View larger version (75K): [in a new window]   Fig. 6. Reduced Foxf gene dosage has pleiotropic effects on paracrine signaling in the intestinal mesenchyme: more Wnt and less Bmp. (A) Whole-mount in situ hybridization of E14.5 embryos with a Wnt5a probe. Expression is significantly higher in Foxf2-/- mutant (right) than in wild-type (left) small intestine. (B-E) X-gal staining of E15.5 Bmp4lacZ/+ embryos. Bmp4-driven ß-galactosidase activity is significantly reduced in the gastrointestinal tract of Foxf2-/- (C), compared with wild type (B). The same embryos have comparable levels of staining in organs where Foxf2 is not expressed, such as eyelids and hair follicles (D,E). (F-J) Bmp signaling inhibits Wnt5a expression in gastrointestinal mesenchyme. Wnt5a whole-mount in situ hybridization of gastric (G,I) and intestinal (F,H,J) explants from Foxf2-/- (F-I) or wild-type (J) E12.5 embryos cultured for 24 hours with beads (arrowheads) implanted into the mesenchyme. Beads contained BSA (control; F,G), Bmp4 (H,I) or noggin (J). The uneven white outline of the explant in J is from remnants of the filter on which the explant was cultured. (K-P) Inhibition of hedgehog signaling by cyclopamine (20 µM; n-p) reduces the expression of Foxf genes (L,M,O,P) to the same extent as of a known hedgehog target, Ptch1 (K,N). E12.5 intestinal explants were cultured for 24 hours in the presence or absence of cyclopamine and analyzed by whole-mount in situ hybridization.

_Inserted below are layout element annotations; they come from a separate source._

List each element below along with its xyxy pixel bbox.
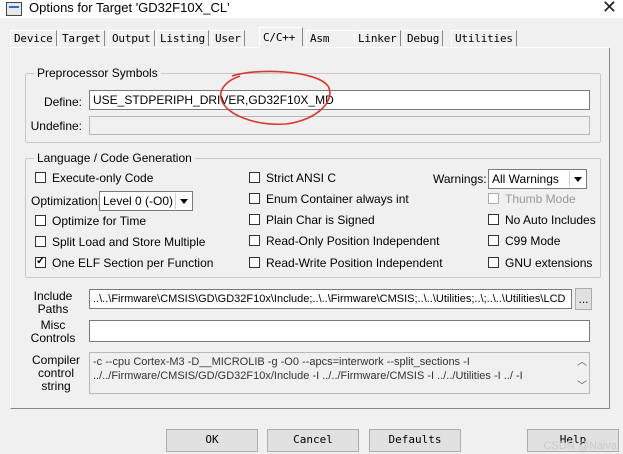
tab-device[interactable]: Device: [10, 30, 57, 46]
define-label: Define:: [43, 95, 82, 109]
tab-output[interactable]: Output: [108, 30, 155, 46]
defaults-button[interactable]: Defaults: [369, 429, 461, 452]
preprocessor-legend: Preprocessor Symbols: [34, 66, 161, 80]
warnings-select[interactable]: All Warnings: [488, 169, 587, 189]
optimize-time-label: Optimize for Time: [52, 214, 147, 228]
enum-container-checkbox[interactable]: [249, 193, 260, 204]
ro-pos-ind-checkbox[interactable]: [249, 235, 260, 246]
tab-user[interactable]: User: [211, 30, 245, 46]
tab-debug[interactable]: Debug: [403, 30, 444, 46]
tab-asm[interactable]: Asm: [306, 30, 358, 46]
compiler-label-line1: Compiler: [31, 353, 80, 367]
compiler-label-line3: string: [41, 379, 71, 393]
tab-listing[interactable]: Listing: [156, 30, 209, 46]
misc-controls-label: Misc Controls: [28, 319, 78, 345]
watermark: CSDN @Naiva: [543, 440, 617, 452]
optimization-value: Level 0 (-O0): [103, 194, 174, 208]
browse-include-button[interactable]: ...: [575, 288, 592, 310]
window-title: Options for Target 'GD32F10X_CL': [29, 0, 230, 15]
one-elf-label: One ELF Section per Function: [52, 256, 214, 270]
warnings-value: All Warnings: [492, 172, 559, 186]
cancel-button[interactable]: Cancel: [267, 429, 359, 452]
language-legend: Language / Code Generation: [34, 151, 195, 165]
thumb-mode-label: Thumb Mode: [505, 192, 576, 206]
scroll-up-icon[interactable]: ︿: [577, 353, 587, 368]
gnu-extensions-checkbox[interactable]: [488, 257, 499, 268]
plain-char-label: Plain Char is Signed: [266, 213, 375, 227]
plain-char-checkbox[interactable]: [249, 214, 260, 225]
optimization-label: Optimization:: [31, 194, 102, 208]
include-paths-input[interactable]: ..\..\Firmware\CMSIS\GD\GD32F10x\Include…: [89, 289, 572, 309]
split-load-label: Split Load and Store Multiple: [52, 235, 206, 249]
one-elf-checkbox[interactable]: [35, 254, 46, 268]
optimize-time-checkbox[interactable]: [35, 215, 46, 226]
undefine-input[interactable]: [89, 116, 590, 135]
compiler-line-2: ../../Firmware/CMSIS/GD/GD32F10x/Include…: [93, 370, 523, 382]
compiler-label-line2: control: [37, 366, 75, 380]
rw-pos-ind-label: Read-Write Position Independent: [266, 256, 443, 270]
ro-pos-ind-label: Read-Only Position Independent: [266, 234, 440, 248]
include-label-line2: Paths: [37, 302, 69, 316]
compiler-scrollbar[interactable]: ︿ ﹀: [574, 353, 589, 393]
title-bar: Options for Target 'GD32F10X_CL' ✕: [0, 0, 623, 18]
thumb-mode-checkbox[interactable]: [488, 193, 499, 204]
misc-label-line1: Misc: [40, 318, 66, 332]
chevron-down-icon: [569, 171, 585, 187]
no-auto-includes-checkbox[interactable]: [488, 214, 499, 225]
compiler-control-string: -c --cpu Cortex-M3 -D__MICROLIB -g -O0 -…: [89, 352, 590, 394]
optimization-select[interactable]: Level 0 (-O0): [99, 191, 193, 211]
undefine-label: Undefine:: [30, 119, 82, 133]
execute-only-label: Execute-only Code: [52, 171, 154, 185]
chevron-down-icon: [175, 193, 191, 209]
tab-linker[interactable]: Linker: [354, 30, 401, 46]
c99-mode-checkbox[interactable]: [488, 235, 499, 246]
tab-strip: Device Target Output Listing User C/C++ …: [10, 27, 610, 49]
ok-button[interactable]: OK: [166, 429, 258, 452]
enum-container-label: Enum Container always int: [266, 192, 409, 206]
no-auto-includes-label: No Auto Includes: [505, 213, 596, 227]
annotation-circle: [219, 70, 331, 125]
include-label-line1: Include: [33, 289, 73, 303]
strict-ansi-label: Strict ANSI C: [266, 171, 337, 185]
scroll-down-icon[interactable]: ﹀: [577, 377, 587, 392]
misc-label-line2: Controls: [30, 331, 76, 345]
gnu-extensions-label: GNU extensions: [505, 256, 593, 270]
compiler-line-1: -c --cpu Cortex-M3 -D__MICROLIB -g -O0 -…: [93, 356, 470, 368]
close-icon[interactable]: ✕: [602, 0, 617, 17]
strict-ansi-checkbox[interactable]: [249, 172, 260, 183]
compiler-control-label: Compiler control string: [28, 354, 84, 393]
misc-controls-input[interactable]: [89, 320, 590, 342]
tab-target[interactable]: Target: [58, 30, 105, 46]
tab-utilities[interactable]: Utilities: [451, 30, 517, 46]
include-paths-label: Include Paths: [28, 290, 78, 316]
execute-only-checkbox[interactable]: [35, 172, 46, 183]
split-load-checkbox[interactable]: [35, 236, 46, 247]
tab-c-cpp[interactable]: C/C++: [259, 27, 303, 49]
define-input[interactable]: USE_STDPERIPH_DRIVER,GD32F10X_MD: [89, 90, 590, 110]
app-icon: [6, 2, 22, 16]
warnings-label: Warnings:: [433, 172, 487, 186]
rw-pos-ind-checkbox[interactable]: [249, 257, 260, 268]
c99-mode-label: C99 Mode: [505, 234, 561, 248]
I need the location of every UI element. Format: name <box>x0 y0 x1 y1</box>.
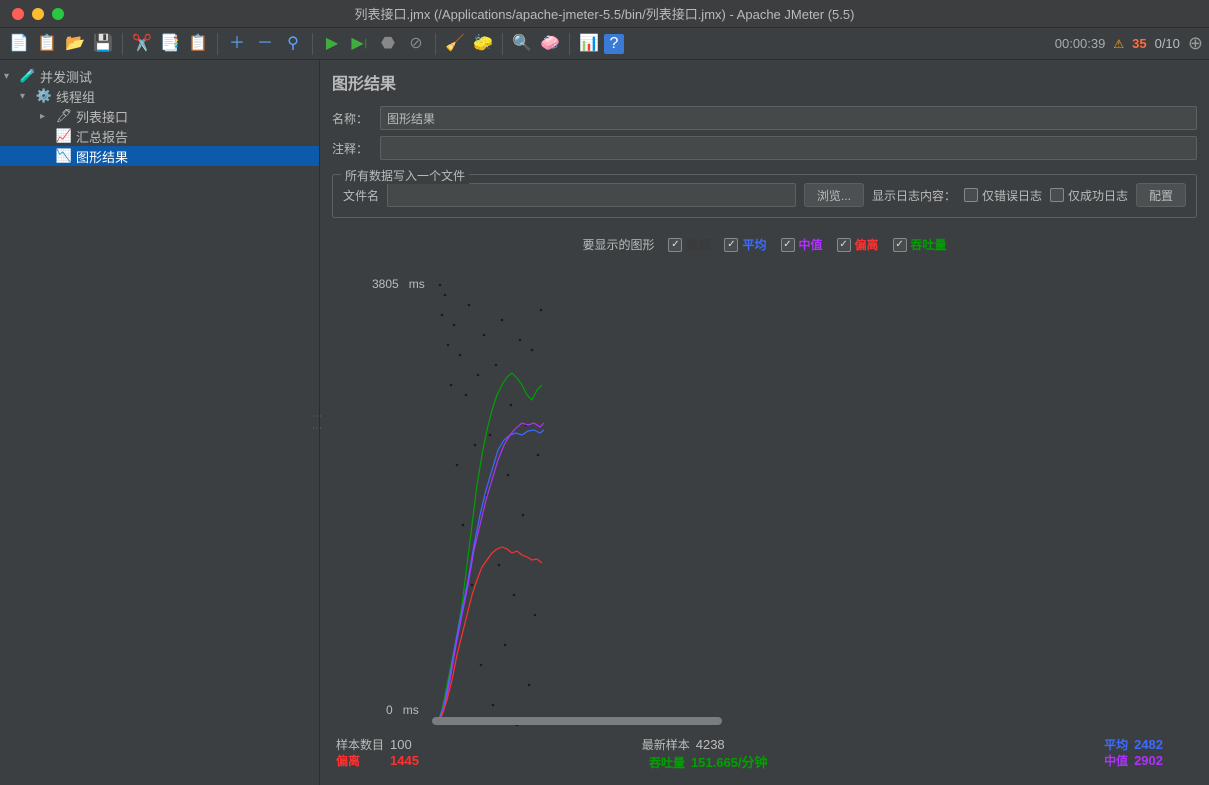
name-label: 名称： <box>332 110 372 127</box>
traffic-lights <box>0 8 64 20</box>
write-results-fieldset: 所有数据写入一个文件 文件名 浏览... 显示日志内容： 仅错误日志 仅成功日志… <box>332 174 1197 218</box>
flask-icon: 🧪 <box>20 68 36 84</box>
latest-label: 最新样本 <box>642 736 690 753</box>
report-icon: 📈 <box>56 128 72 144</box>
function-helper-icon[interactable]: 📊 <box>576 31 602 57</box>
comment-label: 注释： <box>332 140 372 157</box>
only-success-checkbox[interactable]: 仅成功日志 <box>1050 187 1128 204</box>
open-file-icon[interactable]: 📂 <box>62 31 88 57</box>
elapsed-timer: 00:00:39 <box>1055 36 1106 51</box>
tree-test-plan[interactable]: ▾ 🧪 并发测试 <box>0 66 319 86</box>
minimize-window-button[interactable] <box>32 8 44 20</box>
only-errors-checkbox[interactable]: 仅错误日志 <box>964 187 1042 204</box>
tree-summary-report[interactable]: 📈 汇总报告 <box>0 126 319 146</box>
save-file-icon[interactable]: 💾 <box>90 31 116 57</box>
sample-count-value: 100 <box>390 737 412 752</box>
shutdown-icon[interactable]: ⊘ <box>403 31 429 57</box>
tree-label: 并发测试 <box>40 67 92 86</box>
tree-label: 图形结果 <box>76 147 128 166</box>
chevron-right-icon[interactable]: ▸ <box>40 111 52 122</box>
cb-data[interactable]: 数据 <box>668 236 710 253</box>
cb-deviation[interactable]: 偏离 <box>837 236 879 253</box>
chevron-down-icon[interactable]: ▾ <box>20 91 32 102</box>
chart-svg <box>432 265 1192 735</box>
browse-button[interactable]: 浏览... <box>804 183 864 207</box>
tree-label: 列表接口 <box>76 107 128 126</box>
y-max-value: 3805 <box>372 277 399 291</box>
test-plan-tree: ▾ 🧪 并发测试 ▾ ⚙️ 线程组 ▸ 🖊 列表接口 📈 汇总报告 📉 图形结果… <box>0 60 320 785</box>
run-icon[interactable]: ▶ <box>319 31 345 57</box>
graphs-to-display-label: 要显示的图形 <box>582 236 654 253</box>
collapse-icon[interactable]: － <box>252 31 278 57</box>
configure-button[interactable]: 配置 <box>1136 183 1186 207</box>
cb-median[interactable]: 中值 <box>781 236 823 253</box>
show-log-label: 显示日志内容： <box>872 187 956 204</box>
expand-icon[interactable]: ＋ <box>224 31 250 57</box>
main-toolbar: 📄 📋 📂 💾 ✂️ 📑 📋 ＋ － ⚲ ▶ ▶│ ⬣ ⊘ 🧹 🧽 🔍 🧼 📊 … <box>0 28 1209 60</box>
window-titlebar: 列表接口.jmx (/Applications/apache-jmeter-5.… <box>0 0 1209 28</box>
reset-search-icon[interactable]: 🧼 <box>537 31 563 57</box>
cb-average[interactable]: 平均 <box>724 236 766 253</box>
y-unit-bot: ms <box>403 703 419 717</box>
tree-label: 线程组 <box>56 87 95 106</box>
y-unit: ms <box>409 277 425 291</box>
filename-label: 文件名 <box>343 187 379 204</box>
thr-label: 吞吐量 <box>649 754 685 771</box>
clear-icon[interactable]: 🧹 <box>442 31 468 57</box>
help-icon[interactable]: ? <box>604 34 624 54</box>
new-file-icon[interactable]: 📄 <box>6 31 32 57</box>
tree-graph-results[interactable]: 📉 图形结果 <box>0 146 319 166</box>
run-no-timers-icon[interactable]: ▶│ <box>347 31 373 57</box>
warning-count: 35 <box>1132 36 1146 51</box>
tree-http-request[interactable]: ▸ 🖊 列表接口 <box>0 106 319 126</box>
chart-scrollbar[interactable] <box>432 717 722 725</box>
search-icon[interactable]: 🔍 <box>509 31 535 57</box>
latest-value: 4238 <box>696 737 725 752</box>
window-title: 列表接口.jmx (/Applications/apache-jmeter-5.… <box>0 4 1209 23</box>
sample-count-label: 样本数目 <box>336 736 384 753</box>
expand-results-icon[interactable]: ⊕ <box>1188 33 1203 54</box>
med-label: 中值 <box>1104 752 1128 769</box>
avg-label: 平均 <box>1104 736 1128 753</box>
tree-label: 汇总报告 <box>76 127 128 146</box>
filename-input[interactable] <box>387 183 796 207</box>
panel-title: 图形结果 <box>332 70 1197 94</box>
med-value: 2902 <box>1134 753 1163 768</box>
close-window-button[interactable] <box>12 8 24 20</box>
y-min-value: 0 <box>386 703 393 717</box>
avg-value: 2482 <box>1134 737 1163 752</box>
paste-icon[interactable]: 📋 <box>185 31 211 57</box>
fieldset-legend: 所有数据写入一个文件 <box>341 167 469 184</box>
copy-icon[interactable]: 📑 <box>157 31 183 57</box>
stop-icon[interactable]: ⬣ <box>375 31 401 57</box>
chart-icon: 📉 <box>56 148 72 164</box>
thr-value: 151.665/分钟 <box>691 752 768 771</box>
graph-results-panel: 图形结果 名称： 注释： 所有数据写入一个文件 文件名 浏览... 显示日志内容… <box>320 60 1209 785</box>
cut-icon[interactable]: ✂️ <box>129 31 155 57</box>
clear-all-icon[interactable]: 🧽 <box>470 31 496 57</box>
chart-area: 3805 ms 0 ms <box>332 265 1197 775</box>
pipette-icon: 🖊 <box>56 108 72 124</box>
thread-count: 0/10 <box>1155 36 1180 51</box>
name-input[interactable] <box>380 106 1197 130</box>
warning-icon[interactable]: ⚠ <box>1113 37 1124 51</box>
tree-thread-group[interactable]: ▾ ⚙️ 线程组 <box>0 86 319 106</box>
split-drag-handle[interactable]: ⋮⋮ <box>311 411 322 435</box>
maximize-window-button[interactable] <box>52 8 64 20</box>
templates-icon[interactable]: 📋 <box>34 31 60 57</box>
gear-icon: ⚙️ <box>36 88 52 104</box>
toggle-icon[interactable]: ⚲ <box>280 31 306 57</box>
dev-value: 1445 <box>390 753 419 768</box>
chevron-down-icon[interactable]: ▾ <box>4 71 16 82</box>
cb-throughput[interactable]: 吞吐量 <box>893 236 947 253</box>
comment-input[interactable] <box>380 136 1197 160</box>
dev-label: 偏离 <box>336 752 360 769</box>
graph-display-options: 要显示的图形 数据 平均 中值 偏离 吞吐量 <box>332 236 1197 253</box>
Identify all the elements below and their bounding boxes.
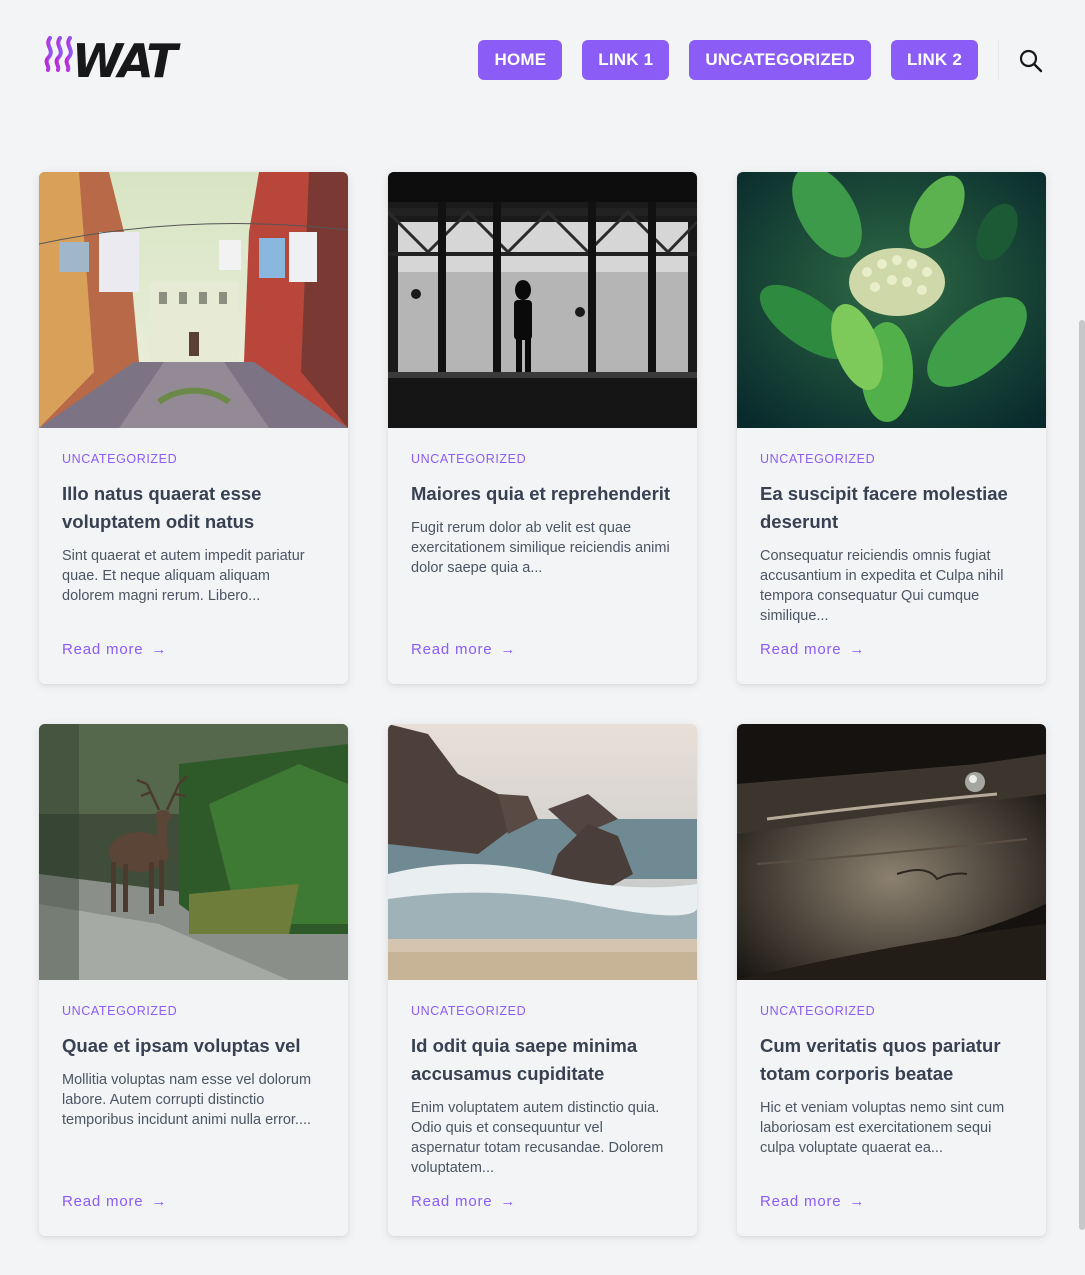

View larger version (44K): [in a new window]   Fig. 7. Summary of paracrine interactions and a model for a degenerative cycle that could explain the local variation of phenotype in Foxf mutant intestine. In wild type, both Foxf genes are activated in mesenchymal cells by hedgehog produced by the epithelium. Cell-autonomous stimulation of ECM production is more dependent on Foxf2 than on Foxf1, whereas both proteins activate Bmp4. Bmp4 inhibits Wnt5a expression in the mesenchyme and there may also be other mechanisms (`?') through which Foxf proteins restrict Wnt5a. The ECM provides tight contact between epithelium and mesenchyme, induces epithelial polarity and ensures efficient signaling of both Hh and Wnt ligands. The loss of both Foxf2 alleles will result in reduced Bmp4 and increased Wnt5a expression, but foremost in a radical decrease of several ECM components. The ECM deficiency will lead to loss of epithelial polarity, but not to apoptosis at this stage because of the stabilized ß-catenin that results from increased Wnt signaling. However, the poor adhesion, particularly between epithelium and the weakened basement membrane, creates an unstable situation where even moderate physical strain (e.g. from peristalsis) will separate the epithelium from the mesenchyme. Once parted, mesenchymal cells will experience a reduced Hh signaling, expression from the remaining Foxf alleles (in this example the two Foxf1 alleles) will drop and the phenotype deteriorates further. When ECM production falls below a certain level, the tissue disintegrates and epithelial cells end up too far from the source of Wnt5a to be rescued from apoptosis. Foxf1-/+; Foxf2-/+ compound heterozygotes initially have a less dramatic reduction in ECM, which sustains tissue integrity longer and supports more efficient epithelio-mesenchymal signaling, allowing the epithelium to overgrow. Given the reduced Foxf gene dose and weakened basement membranes, the tissue is, however, vulnerable to the same degenerative cycle, which may be the cause of the observed low-ß-catenin/apoptosis mosaic pattern.